Si vous avez envie d’essayer
Les avantages
• Se sentir utile.
• Aller jusqu’au bout de ses convictions même si c’est atypique.
• Proposer un service local et inédit.
• Fidéliser les patients.
• Etre dans le rôle d’éducateur de santé du pharmacien.
Les difficultés
• Chronophage.
• Nécessite de l’organisation : invitations, salle, matériel, menu, courses, Bien organiser la préparation des aliments.
• Il n’est pas facile de faire connaître la démarche.
Ses conseils
• Se former à la nutrition.
• Choisir un ou deux messages clés.
• Ne pas se disperser, sinon le message ne passera pas.
• Sélectionner des recettes en relation avec le message.
• Acheter de bons ingrédients, si possible bio.
• Donner des solutions concrètes.
• Ne pas oublier le plaisir de manger et la convivialité.
• Ne pas avoir peur de paraître ridicule ou de s’abaisser.
• Ne plus être dans l’« interdit ».
• Ne se lancer que si l’on aime faire la cuisine
L’AVIS DES PARTICIPANTS
Ils sont une douzaine, patients et conjoints, à participer aux rendez-vous annuels qui suivent les sessions d’éducation thérapeutique.
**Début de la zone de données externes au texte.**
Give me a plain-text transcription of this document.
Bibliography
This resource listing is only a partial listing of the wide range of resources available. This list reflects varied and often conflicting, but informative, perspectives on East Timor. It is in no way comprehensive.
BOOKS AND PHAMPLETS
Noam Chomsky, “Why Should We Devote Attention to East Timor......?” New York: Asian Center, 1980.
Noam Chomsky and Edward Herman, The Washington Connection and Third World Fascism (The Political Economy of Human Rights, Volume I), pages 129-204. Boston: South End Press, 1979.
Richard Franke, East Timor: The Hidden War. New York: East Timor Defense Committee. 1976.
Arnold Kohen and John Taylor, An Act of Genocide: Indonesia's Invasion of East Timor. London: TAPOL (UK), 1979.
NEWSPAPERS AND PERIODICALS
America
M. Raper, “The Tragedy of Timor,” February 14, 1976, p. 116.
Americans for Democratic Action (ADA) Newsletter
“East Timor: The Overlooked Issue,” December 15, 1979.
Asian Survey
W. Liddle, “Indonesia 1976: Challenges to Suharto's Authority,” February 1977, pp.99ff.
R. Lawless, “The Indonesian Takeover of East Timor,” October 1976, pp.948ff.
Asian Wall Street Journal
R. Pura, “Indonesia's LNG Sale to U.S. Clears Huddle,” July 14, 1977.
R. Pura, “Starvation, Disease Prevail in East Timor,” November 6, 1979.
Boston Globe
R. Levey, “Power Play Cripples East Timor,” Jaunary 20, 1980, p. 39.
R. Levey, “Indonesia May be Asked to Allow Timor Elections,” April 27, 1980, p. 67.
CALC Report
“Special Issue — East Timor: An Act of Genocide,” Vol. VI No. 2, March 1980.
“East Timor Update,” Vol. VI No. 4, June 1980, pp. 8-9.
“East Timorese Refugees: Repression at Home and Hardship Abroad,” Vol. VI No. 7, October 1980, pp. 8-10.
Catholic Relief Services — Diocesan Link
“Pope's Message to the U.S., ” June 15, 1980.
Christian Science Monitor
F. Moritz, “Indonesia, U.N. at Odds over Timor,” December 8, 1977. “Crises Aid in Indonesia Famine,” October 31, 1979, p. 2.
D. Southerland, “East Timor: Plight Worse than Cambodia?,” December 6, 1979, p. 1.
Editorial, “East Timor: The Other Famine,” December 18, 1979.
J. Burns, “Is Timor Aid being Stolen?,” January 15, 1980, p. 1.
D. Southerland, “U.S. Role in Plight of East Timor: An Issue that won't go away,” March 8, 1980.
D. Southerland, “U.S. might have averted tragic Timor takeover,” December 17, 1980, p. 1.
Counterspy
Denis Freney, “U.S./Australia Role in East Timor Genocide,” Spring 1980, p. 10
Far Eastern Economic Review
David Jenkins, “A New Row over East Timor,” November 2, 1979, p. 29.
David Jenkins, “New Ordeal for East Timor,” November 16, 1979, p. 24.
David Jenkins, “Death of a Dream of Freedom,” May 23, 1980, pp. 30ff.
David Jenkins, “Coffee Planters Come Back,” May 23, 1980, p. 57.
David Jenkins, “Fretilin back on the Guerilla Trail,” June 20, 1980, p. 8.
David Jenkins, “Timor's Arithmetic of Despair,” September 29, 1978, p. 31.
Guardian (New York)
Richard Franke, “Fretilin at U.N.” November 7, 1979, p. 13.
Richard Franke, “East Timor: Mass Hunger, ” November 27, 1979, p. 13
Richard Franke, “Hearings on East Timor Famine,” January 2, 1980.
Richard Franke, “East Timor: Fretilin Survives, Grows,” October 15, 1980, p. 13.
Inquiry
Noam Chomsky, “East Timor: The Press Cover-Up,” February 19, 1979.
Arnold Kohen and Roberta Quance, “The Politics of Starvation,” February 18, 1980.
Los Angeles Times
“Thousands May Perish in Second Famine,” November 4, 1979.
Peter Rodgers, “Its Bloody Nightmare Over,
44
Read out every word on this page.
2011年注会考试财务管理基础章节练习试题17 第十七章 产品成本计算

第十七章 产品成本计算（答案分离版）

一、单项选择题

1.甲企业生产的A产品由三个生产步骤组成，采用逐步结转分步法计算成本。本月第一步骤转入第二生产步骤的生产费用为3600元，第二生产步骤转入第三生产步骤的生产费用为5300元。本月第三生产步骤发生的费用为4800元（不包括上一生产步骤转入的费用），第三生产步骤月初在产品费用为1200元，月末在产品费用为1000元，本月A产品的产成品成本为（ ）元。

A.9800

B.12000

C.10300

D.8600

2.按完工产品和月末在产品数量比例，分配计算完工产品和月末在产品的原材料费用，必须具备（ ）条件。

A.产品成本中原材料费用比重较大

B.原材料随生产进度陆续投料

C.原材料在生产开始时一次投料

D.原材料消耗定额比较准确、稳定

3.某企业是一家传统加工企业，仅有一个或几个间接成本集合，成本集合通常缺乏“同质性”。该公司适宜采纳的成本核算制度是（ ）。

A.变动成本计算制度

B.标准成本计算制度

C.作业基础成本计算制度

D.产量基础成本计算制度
Loin de la « terreur des interdits alimentaires », loin de la maladie et des traitements aussi (« On garde ça pour l’officine…? »). Et ça marche : les patients de Roxana sont stables depuis qu’elle les suit et s’essaient, de retour chez eux, à la préparation des plats de Roxana. « Ces dîners m’ont permis de découvrir de nouvelles manières de cuisiner et des recettes que je réutilise à la maison », rapporte Gabrielle Vieillard, dont le mari est diabétique. Marie-France Marquet utilise volontiers le cuit-vapeur et apprécie que Roxana « nous motive à nous retrouver pour marcher ensemble tous les mercredis à 19 heures ».